Das heißt auch keine Lebensgrundlage für Eisbären und viele andere Tiere. Das Grönlandeis würde wahrscheinlich komplett abschmelzen. Nicht so schnell natürlich, aber man rechnet damit, dass es über 1000 bis 2000 Jahre wegschmilzt. Und wenn das einmal weg ist, kommt es auch nicht wieder. Denn es ist eigentlich ein Überbleibsel aus der letzten Eiszeit. Es bleibt nur dort durch den Höheneffekt: Weil es 3000 Meter dick ist, ist es in dieser Höhe auch sehr kalt.

Die meisten Gebirgsgletscher sind weg. Die Alpengletscher haben schon im letzten Jahrhundert fast die Hälfe ihres Volumens verloren. Extremereignisse wie heiße Sommer und Flutkatastrophen würden häufiger werden. So ein Sommer wie 2003 würde vielleicht alle zwei Jahre so werden.

Aber was wäre eigentlich so schlimm daran? Mir hat der letzte Sommer ganz gut gefallen: Endlich hat es mal nicht wochenlang geregnet. Die Leute waren mehr draußen, ich hatte den Eindruck, dass den Menschen nicht geschadet hat. Südländische Lebensverhältnisse, alle waren etwas gelassener, haben weniger gearbeitet. Das war vielleicht für die Wirtschaft schlecht, aber für die Leute war es gut...

Stefan Rahmstorf: Richtig. Ich hab es auch sehr genossen. Die Leute in den Mittelmeerländern fanden es natürlich weniger gut, weil es dort noch wärmer war. Und auch die Bauern bei uns klagten vor allem über Einbußen. Die große Unbekannte sind natürlich die Extremereignisse, die solchen Sommern folgen: Dinge wie die Elbeflut. Müssen wir damit rechnen, dass in den nächsten Jahrzehnten noch mehrere solche Fluten auf uns zukommen? Dann hat es nämlich keinen Sinn, jedes Mal wieder die Semperoper zu restaurieren. Insgesamt müssen wir mit sehr hoher Wahrscheinlichkeit damit rechnen, dass solche Extremereignisse zunehmen: Flut, Dürre, oft in der gleichen Gegend, auch wenn das wieder paradox wirkt.

Für wie wahrscheinlich halten Sie es, dass Maßnahmen ergriffen werden?

Stefan Rahmstorf: Ich bin sicher, dass Maßnahmen ergriffen werden. Die Frage ist nur, wann. Nachdem entsprechende Klimakatastrophen eingetreten sind, wird man handeln. Da bin ich sicher.

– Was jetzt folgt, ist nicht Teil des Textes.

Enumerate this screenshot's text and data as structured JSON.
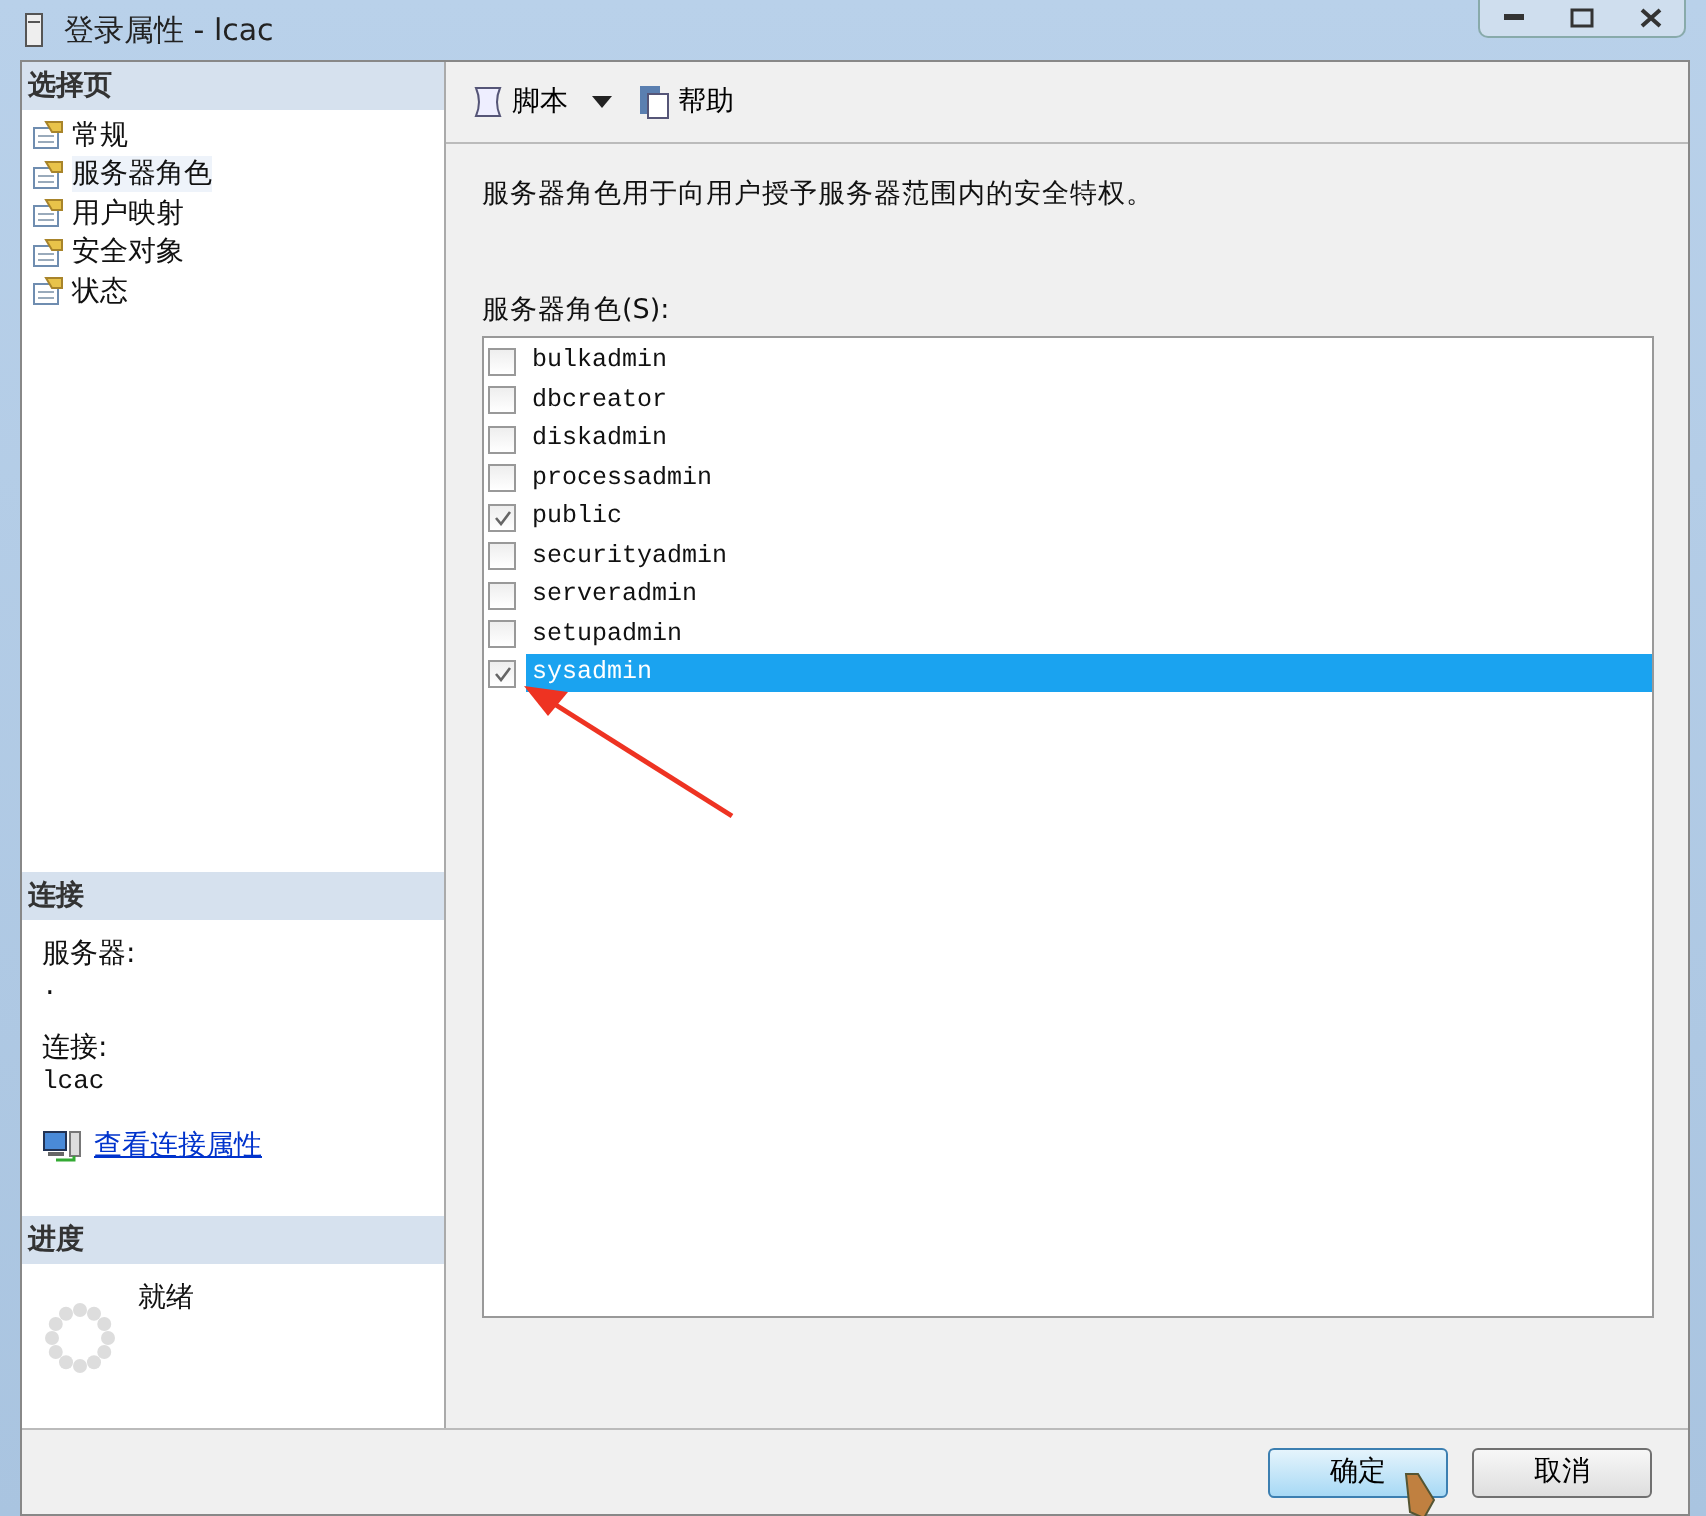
{
  "window": {
    "title": "登录属性 - lcac"
  },
  "sidebar": {
    "header": "选择页",
    "items": [
      {
        "label": "常规",
        "selected": false
      },
      {
        "label": "服务器角色",
        "selected": true
      },
      {
        "label": "用户映射",
        "selected": false
      },
      {
        "label": "安全对象",
        "selected": false
      },
      {
        "label": "状态",
        "selected": false
      }
    ]
  },
  "connection": {
    "header": "连接",
    "server_label": "服务器:",
    "server_value": ".",
    "connection_label": "连接:",
    "connection_value": "lcac",
    "link": "查看连接属性"
  },
  "progress": {
    "header": "进度",
    "status": "就绪"
  },
  "toolbar": {
    "script": "脚本",
    "help": "帮助"
  },
  "description": "服务器角色用于向用户授予服务器范围内的安全特权。",
  "roles_label": "服务器角色(S):",
  "roles": [
    {
      "name": "bulkadmin",
      "checked": false,
      "selected": false
    },
    {
      "name": "dbcreator",
      "checked": false,
      "selected": false
    },
    {
      "name": "diskadmin",
      "checked": false,
      "selected": false
    },
    {
      "name": "processadmin",
      "checked": false,
      "selected": false
    },
    {
      "name": "public",
      "checked": true,
      "selected": false
    },
    {
      "name": "securityadmin",
      "checked": false,
      "selected": false
    },
    {
      "name": "serveradmin",
      "checked": false,
      "selected": false
    },
    {
      "name": "setupadmin",
      "checked": false,
      "selected": false
    },
    {
      "name": "sysadmin",
      "checked": true,
      "selected": true
    }
  ],
  "buttons": [
    {
      "label": "确定",
      "kind": "default"
    },
    {
      "label": "取消",
      "kind": "normal"
    }
  ]
}
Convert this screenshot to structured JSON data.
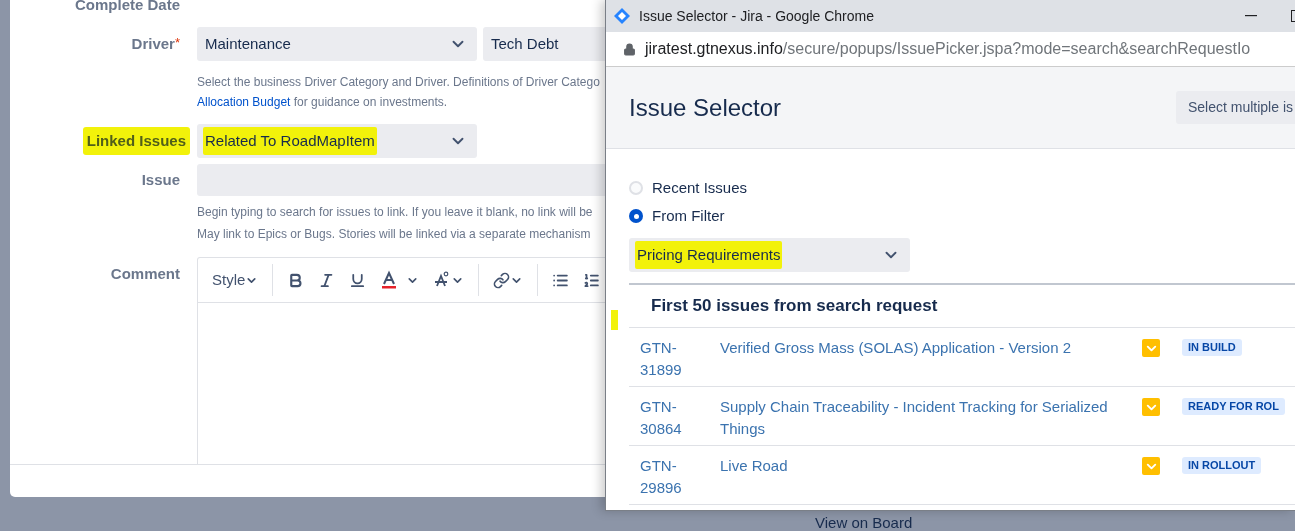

Ich hoffe, dass die Menschheit klug genug ist, schon vorher etwas zu tun.

Was gibt Ihnen Anlaß zur Hoffnung?

Stefan Rahmstorf: Es gibt durchaus auch Fortschritte. Zum Beispiel hat man sich in einem historisch einmaligen Prozess auf ein Klimaabkommen geeinigt, das Kyoto-Protokoll, das mehr als 220 Staaten unterschrieben haben. Leider ist es noch nicht rechtskräftig. Es fehlt nur noch die Ratifizierung durch Russland. Bedauerlich ist auch, dass die USA nicht mitmachen wollen, weil die der größte Remitent von Abgasen sind. Die jetzige Regierung hat keinerlei konstruktive Klimaschutzmaßnahmen ergriffen. Aber auch hier gibt es positive Ansätze.

Aber auch unter Clinton war von den Ideen, die Al Gore vor zehn Jahren in seinem Buch entwickelt hat, nach der Wahl nicht viel übrig. Oder habe ich da nur nichts mitbekommen?

Stefan Rahmstorf: Nein, das ist schon richtig. Leider sind alle Vorschläge von Clinton/Gore fast einstimmig im Kongreß blockiert worden. Man kann sicher darüber diskutieren, wie eindeutig man etwas vertreten hat. Aber das ist eine inneramerikanische Debatte, die ich nicht gut beurteilen kann.

In 50 Jahren werden die Auswirkungen des Klimawandels sichtbarer

Hoffen Sie darauf, dass Emmerichs Film die Menschen sensibilisiert?

Stefan Rahmstorf: Ich hoffe, dass der Film, selbst wenn er in vieler Hinsicht Fiktion ist, dies kann. Oft mangelt es ohne solche Popularisierungen einfach am Vorstellungsvermögen. Auch ich kann mir die Szenarien konkret nicht vorstellen, obwohl ich lange am Thema arbeite. Klar ist es dann wärmer, die mittlere Temperatur ist dann gestiegen. Aber das ist nicht das Einschneidende. Das Einschneidende sind Veränderungen im Wetter, Extremereignisse: Stürme, Fluten - das kann sich keiner genau vorstellen oder es vorausberechnen. Wir Wissenschaftler dürfen unserer Phantasie nicht freien Lauf lassen.

Wie kommen Sie überhaupt zu Ihren Ergebnissen?

Stefan Rahmstorf: Es gibt verschiedene Aspekte der Klimaforschung. Wir analysieren historische Daten: Tiefseesedimente, Stalaktiten, Korallen, Bohrkerne. Diese quantitativen Daten programmiert man in Computermodelle. Aber es gibt Einflussgrößen, die alle Berechnungen über den Haufen werfen: Vulkanausbrüche, Meteoriteneinschläge.

Wie stehen Sie solchen Studien gegenüber, wie sie das Pentagon im Februar veröffentlicht hat? Da ist die Rede von Eiswüsten, Überschwemmungen...

Stefan Rahmstorf: Das Pentagon-Papier ist in der Presse sehr falsch dargestellt worden. Es wurde so getan, dass das Pentagon etwas vorhersagt. Aber die spielen vor allem ein Szenario durch. Das Pentagon-Papier ist im Prinzip völlig vernünftig, wenn man die Prämisse akzeptiert, dass es sich um ein Gedankenspiel handelt, dass hier von Extremfällen ausgegangen wird.

Das ist so, als würde man einmal durchspielen, was passiert, wenn ein Kernkraftwerk explodiert - obwohl das auch nicht sehr wahrscheinlich ist.

In 50 Jahren werden die Auswirkungen des Klimawandels sichtbarer werden. Wir werden aus der Kohlenstoffwirtschaft ausgestiegen sein. Man kann viel Kohle durch Erdgas ersetzen. Kernenergie ist keine Alternative. Um das Energieproblem wirklich in den Griff zu bekommen, müssen wir aber effizienter wirtschaften, intelligentere Technologien einsetzen oder entwickeln. Ohne dies wird es keine Energieform geben, die unseren immensen Energiebedarf befriedigt.